Será que era isso que tinha espalhado essa descarga elétrica que eu ainda estava sentindo percorrer o meu corpo? Deus sabia o quanto eu estava estudando sobre como a energia de uma pessoa era capaz de afetar as outras ao seu redor, e principalmente o efeito ampliado de um grupo envolvido na mesma emoção. Mas ainda tinha a sensação que não era isso que havia instigado meu sistema de sobrevivência a liberar todos os hormônios conhecidos pela ciência de uma só vez no meu organismo.
Não... Havia sido a reação deles à mim, assim que notaram minha presença. Eu já nem pensava mais na dificuldade em respirar... meus pulmões estavam simplesmente paralisados e meu corpo parecia ter aceitado o fato. Todos os corpos gigantescos haviam se virado na minha direção e todos os olhares estavam agora congelados no meu rosto.
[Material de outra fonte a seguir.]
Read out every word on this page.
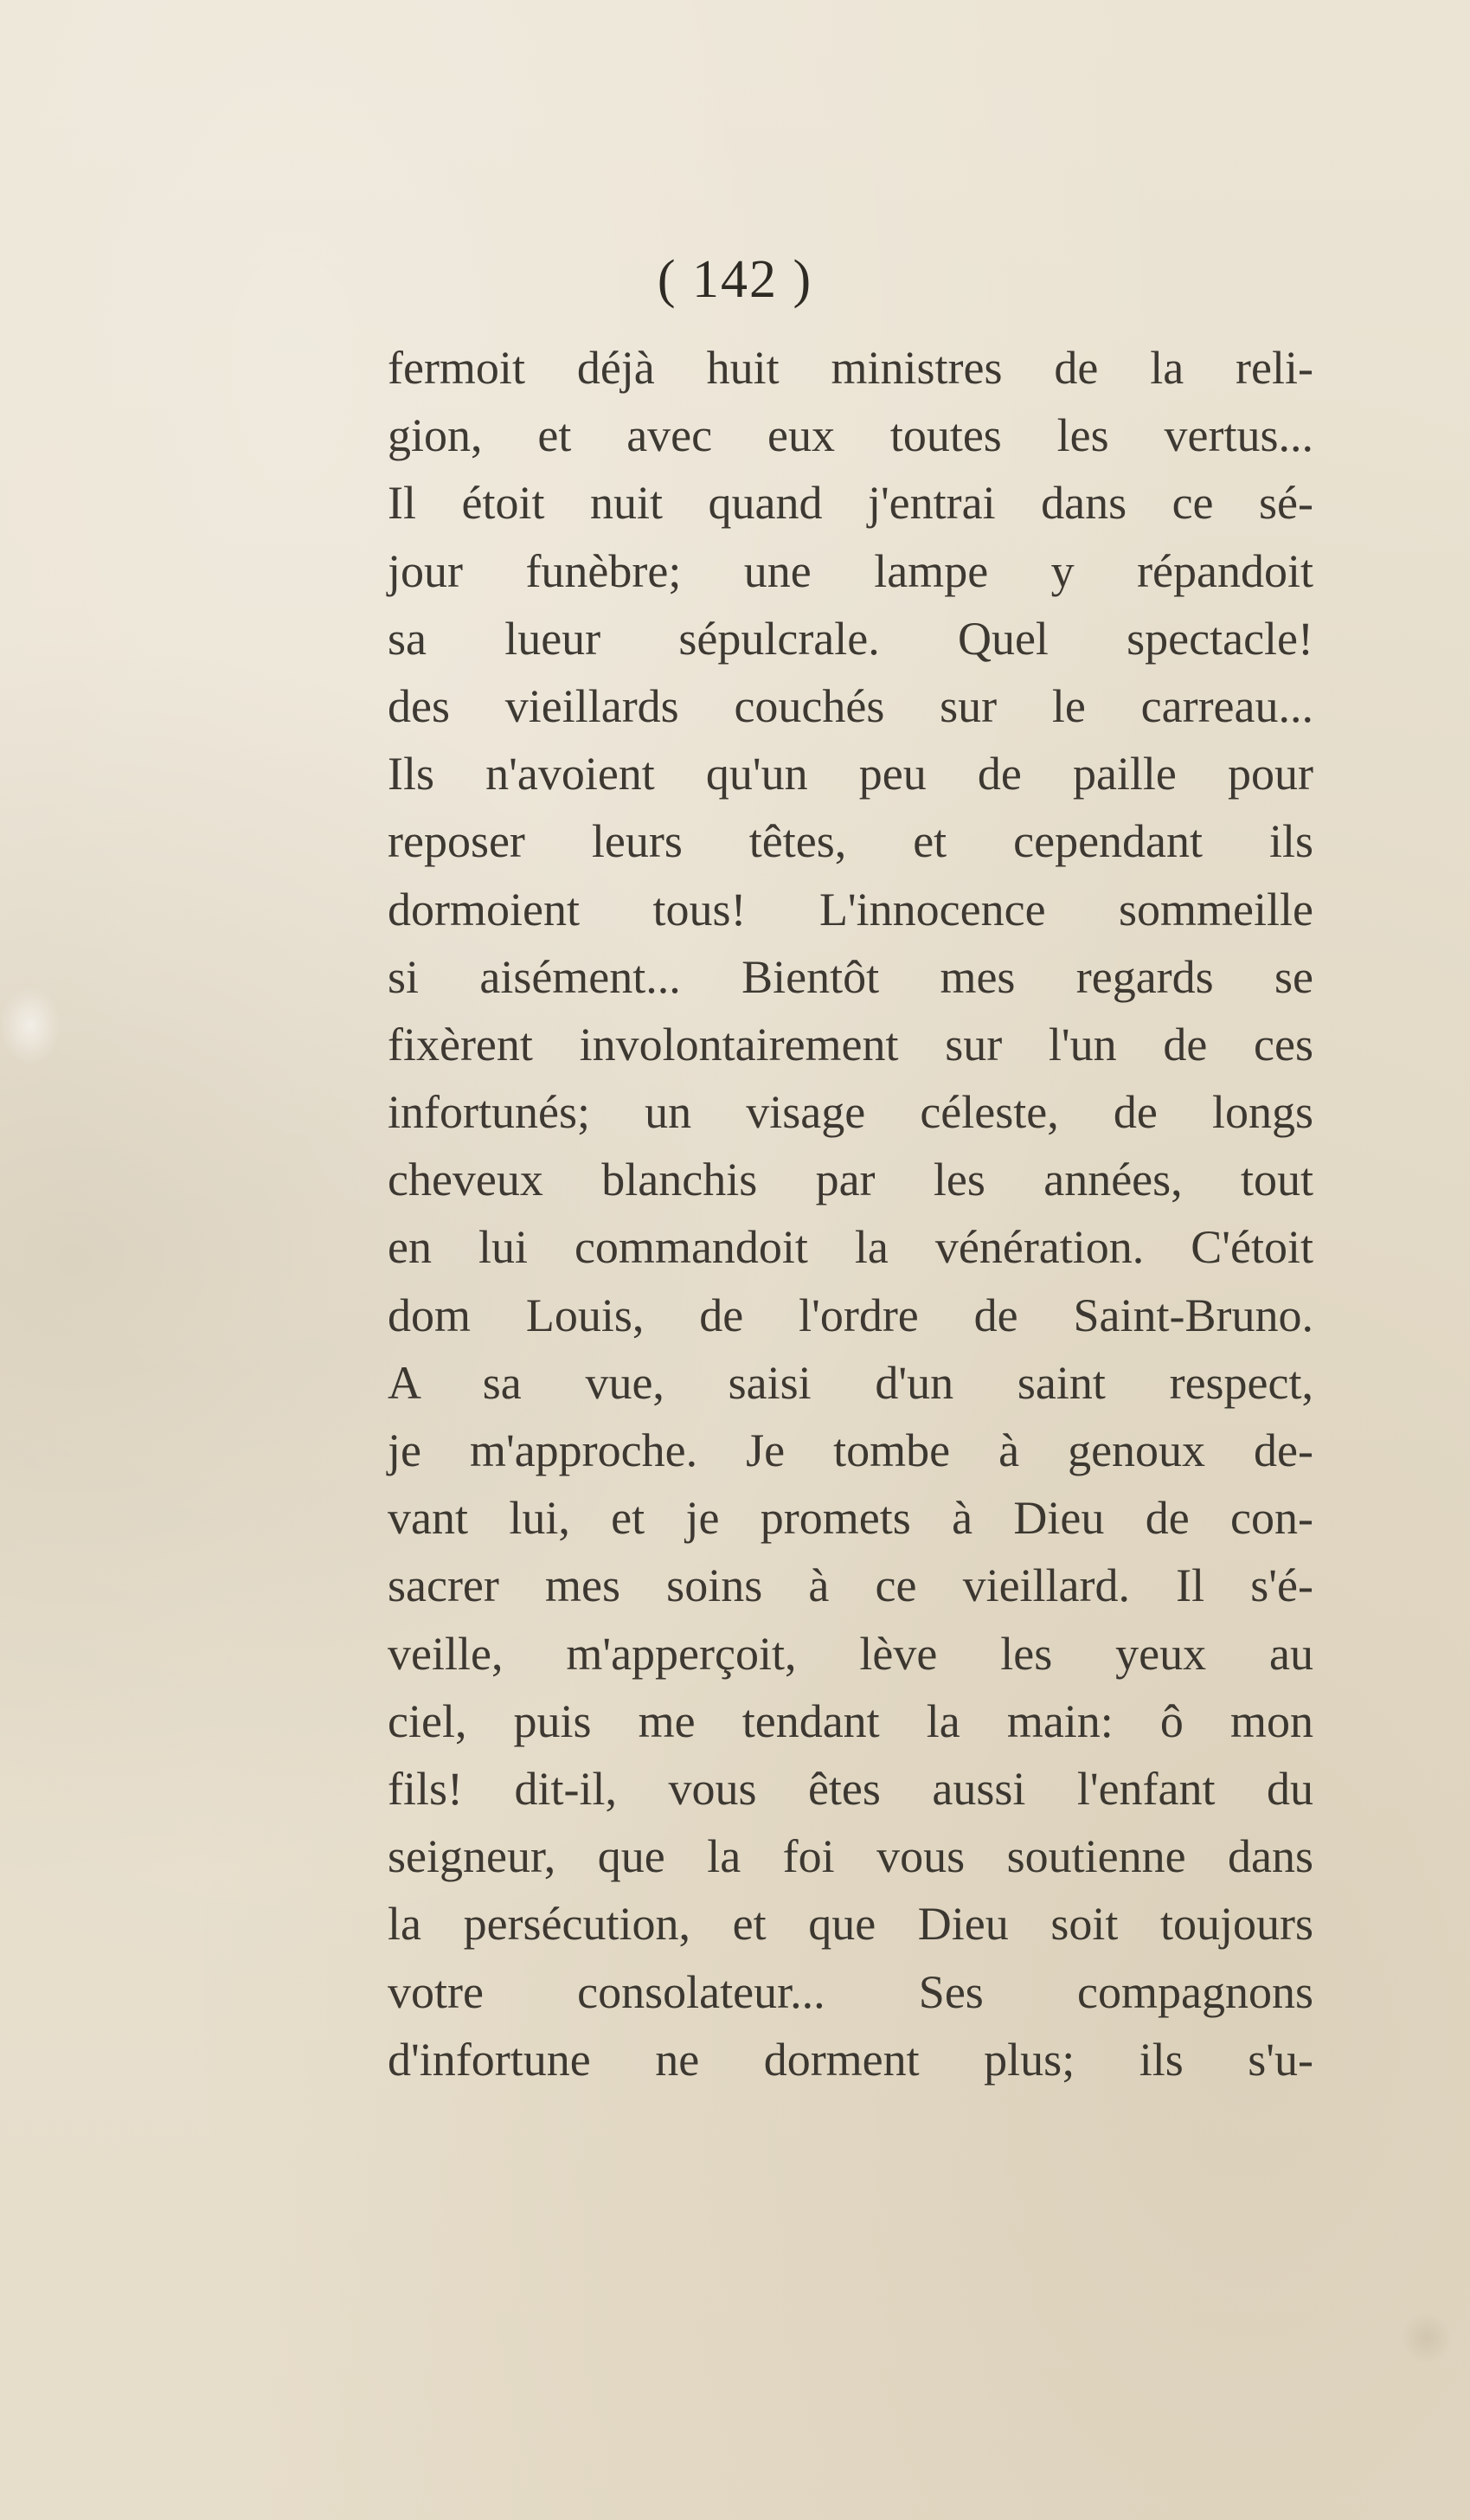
( 142 )
fermoit déjà huit ministres de la reli-
gion, et avec eux toutes les vertus...
Il étoit nuit quand j'entrai dans ce sé-
jour funèbre; une lampe y répandoit
sa lueur sépulcrale. Quel spectacle!
des vieillards couchés sur le carreau...
Ils n'avoient qu'un peu de paille pour
reposer leurs têtes, et cependant ils
dormoient tous! L'innocence sommeille
si aisément... Bientôt mes regards se
fixèrent involontairement sur l'un de ces
infortunés; un visage céleste, de longs
cheveux blanchis par les années, tout
en lui commandoit la vénération. C'étoit
dom Louis, de l'ordre de Saint-Bruno.
A sa vue, saisi d'un saint respect,
je m'approche. Je tombe à genoux de-
vant lui, et je promets à Dieu de con-
sacrer mes soins à ce vieillard. Il s'é-
veille, m'apperçoit, lève les yeux au
ciel, puis me tendant la main: ô mon
fils! dit-il, vous êtes aussi l'enfant du
seigneur, que la foi vous soutienne dans
la persécution, et que Dieu soit toujours
votre consolateur... Ses compagnons
d'infortune ne dorment plus; ils s'u-
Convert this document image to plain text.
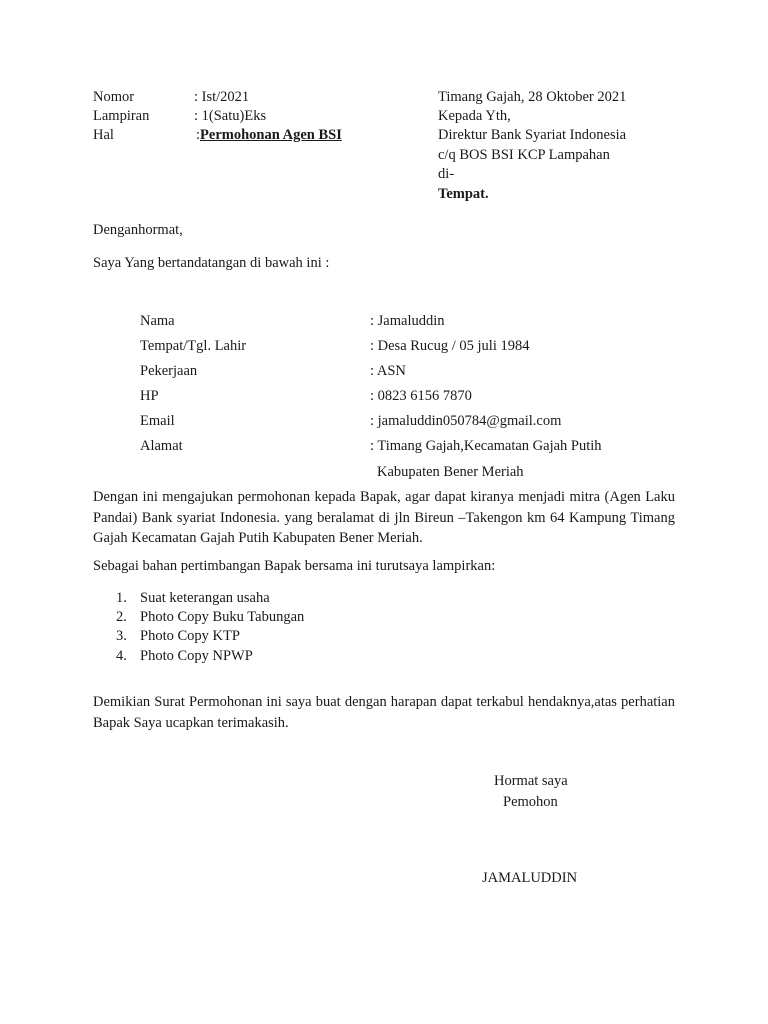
Nomor	: Ist/2021
Lampiran	: 1(Satu)Eks
Hal	:Permohonan Agen BSI
Timang Gajah, 28 Oktober 2021
Kepada Yth,
Direktur Bank Syariat Indonesia
c/q BOS BSI KCP Lampahan
di-
Tempat.
Denganhormat,
Saya Yang bertandatangan di bawah ini :
Nama	: Jamaluddin
Tempat/Tgl. Lahir	: Desa Rucug / 05 juli 1984
Pekerjaan	: ASN
HP	: 0823 6156 7870
Email	: jamaluddin050784@gmail.com
Alamat	: Timang Gajah,Kecamatan Gajah Putih
Kabupaten Bener Meriah
Dengan ini mengajukan permohonan kepada Bapak, agar dapat kiranya menjadi mitra (Agen Laku Pandai) Bank syariat Indonesia. yang beralamat di jln Bireun –Takengon km 64 Kampung Timang Gajah Kecamatan Gajah Putih Kabupaten Bener Meriah.
Sebagai bahan pertimbangan Bapak bersama ini turutsaya lampirkan:
1. Suat keterangan usaha
2. Photo Copy Buku Tabungan
3. Photo Copy KTP
4. Photo Copy NPWP
Demikian Surat Permohonan ini saya buat dengan harapan dapat terkabul hendaknya,atas perhatian Bapak Saya ucapkan terimakasih.
Hormat saya
Pemohon
JAMALUDDIN
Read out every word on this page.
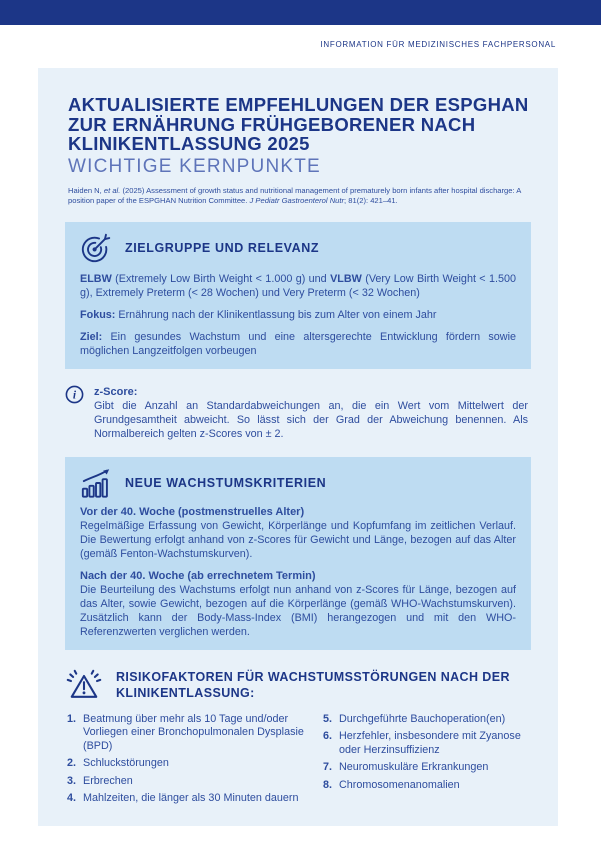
INFORMATION FÜR MEDIZINISCHES FACHPERSONAL
AKTUALISIERTE EMPFEHLUNGEN DER ESPGHAN
ZUR ERNÄHRUNG FRÜHGEBORENER NACH
KLINIKENTLASSUNG 2025
WICHTIGE KERNPUNKTE

Haiden N, et al. (2025) Assessment of growth status and nutritional management of prematurely born infants after hospital discharge: A position paper of the ESPGHAN Nutrition Committee. J Pediatr Gastroenterol Nutr; 81(2): 421–41.

ZIELGRUPPE UND RELEVANZ

ELBW (Extremely Low Birth Weight < 1.000 g) und VLBW (Very Low Birth Weight < 1.500 g), Extremely Preterm (< 28 Wochen) und Very Preterm (< 32 Wochen)

Fokus: Ernährung nach der Klinikentlassung bis zum Alter von einem Jahr

Ziel: Ein gesundes Wachstum und eine altersgerechte Entwicklung fördern sowie möglichen Langzeitfolgen vorbeugen

i z-Score:

Gibt die Anzahl an Standardabweichungen an, die ein Wert vom Mittelwert der Grundgesamtheit abweicht. So lässt sich der Grad der Abweichung benennen. Als Normalbereich gelten z-Scores von ± 2.

NEUE WACHSTUMSKRITERIEN

Vor der 40. Woche (postmenstruelles Alter)

Regelmäßige Erfassung von Gewicht, Körperlänge und Kopfumfang im zeitlichen Verlauf. Die Bewertung erfolgt anhand von z-Scores für Gewicht und Länge, bezogen auf das Alter (gemäß Fenton-Wachstumskurven).

Nach der 40. Woche (ab errechnetem Termin)

Die Beurteilung des Wachstums erfolgt nun anhand von z-Scores für Länge, bezogen auf das Alter, sowie Gewicht, bezogen auf die Körperlänge (gemäß WHO-Wachstumskurven). Zusätzlich kann der Body-Mass-Index (BMI) herangezogen und mit den WHO-Referenzwerten verglichen werden.

RISIKOFAKTOREN FÜR WACHSTUMSSTÖRUNGEN NACH DER KLINIKENTLASSUNG:
1. Beatmung über mehr als 10 Tage und/oder Vorliegen einer Bronchopulmonalen Dysplasie (BPD)
2. Schluckstörungen
3. Erbrechen
4. Mahlzeiten, die länger als 30 Minuten dauern
5. Durchgeführte Bauchoperation(en)
6. Herzfehler, insbesondere mit Zyanose oder Herzinsuffizienz
7. Neuromuskuläre Erkrankungen
8. Chromosomenanomalien
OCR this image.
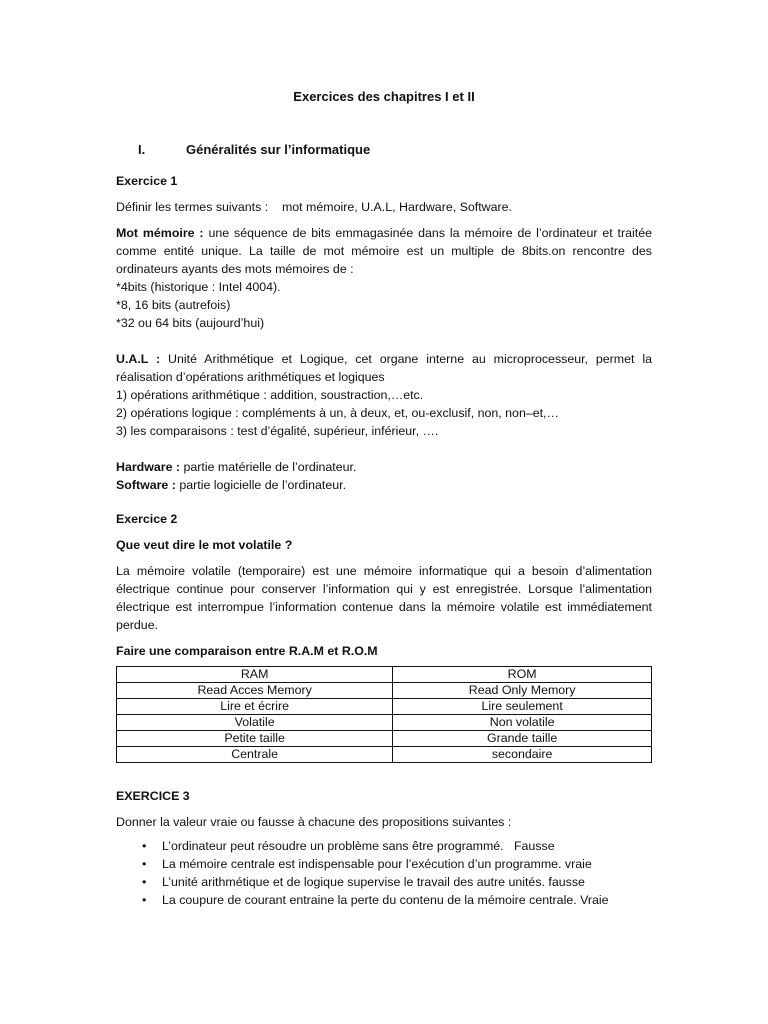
Exercices des chapitres I et II
I.	Généralités sur l’informatique
Exercice 1

Définir les termes suivants :    mot mémoire, U.A.L, Hardware, Software.

Mot mémoire : une séquence de bits emmagasinée dans la mémoire de l’ordinateur et traitée comme entité unique. La taille de mot mémoire est un multiple de 8bits.on rencontre des ordinateurs ayants des mots mémoires de :

*4bits (historique : Intel 4004).

*8, 16 bits (autrefois)

*32 ou 64 bits (aujourd’hui)

U.A.L : Unité Arithmétique et Logique, cet organe interne au microprocesseur, permet la réalisation d’opérations arithmétiques et logiques

1) opérations arithmétique : addition, soustraction,…etc.

2) opérations logique : compléments à un, à deux, et, ou-exclusif, non, non–et,…

3) les comparaisons : test d’égalité, supérieur, inférieur, ….

Hardware : partie matérielle de l’ordinateur.

Software : partie logicielle de l’ordinateur.

Exercice 2

Que veut dire le mot volatile ?

La mémoire volatile (temporaire) est une mémoire informatique qui a besoin d’alimentation électrique continue pour conserver l’information qui y est enregistrée. Lorsque l’alimentation électrique est interrompue l’information contenue dans la mémoire volatile est immédiatement perdue.

Faire une comparaison entre R.A.M et R.O.M

RAM	ROM
Read Acces Memory	Read Only Memory
Lire et écrire	Lire seulement
Volatile	Non volatile
Petite taille	Grande taille
Centrale	secondaire
EXERCICE 3

Donner la valeur vraie ou fausse à chacune des propositions suivantes :

• L’ordinateur peut résoudre un problème sans être programmé.   Fausse
• La mémoire centrale est indispensable pour l’exécution d’un programme. vraie
• L’unité arithmétique et de logique supervise le travail des autre unités. fausse
• La coupure de courant entraine la perte du contenu de la mémoire centrale. Vraie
Era como se alguém tivesse pausado um filme bem no meio de uma cena de ação, uma em que todos aqueles homens imensos fazendo sabe-se lá o que na trama, olham todos de uma vez para o pobre coitado que acabou de aparecer pela porta. Ele está no lugar errado na hora errada. E você já sabe o que vai acontecer... Ele vai levar uma surra. Ele vai tentar correr, claro... Mas no fim... Oh, sim... Ele vai levar uma senhora surra.
Dizer que estava me sentindo intimidada era definitivamente pouco, senti meu corpo vacilando para trás até que minhas costas encostaram na divisória entre o assento do motorista e todas as outras poltronas. Minha cabeça girou para trás procurando a Rafaella, eu precisava de um apoio imediatamente, mas ela ainda estava fora do ônibus conversando com o motorista na maior calma do mundo.
Eu tinha que me controlar... prestei atenção no zumbido que à esse ponto fazia meus ouvidos latejarem e fechei os olhos enquanto pensava sem um pingo de paciência: “Chega!"
Vocês não fazem ideia da minha surpresa quando senti o zumbido sumir quase que imediatamente.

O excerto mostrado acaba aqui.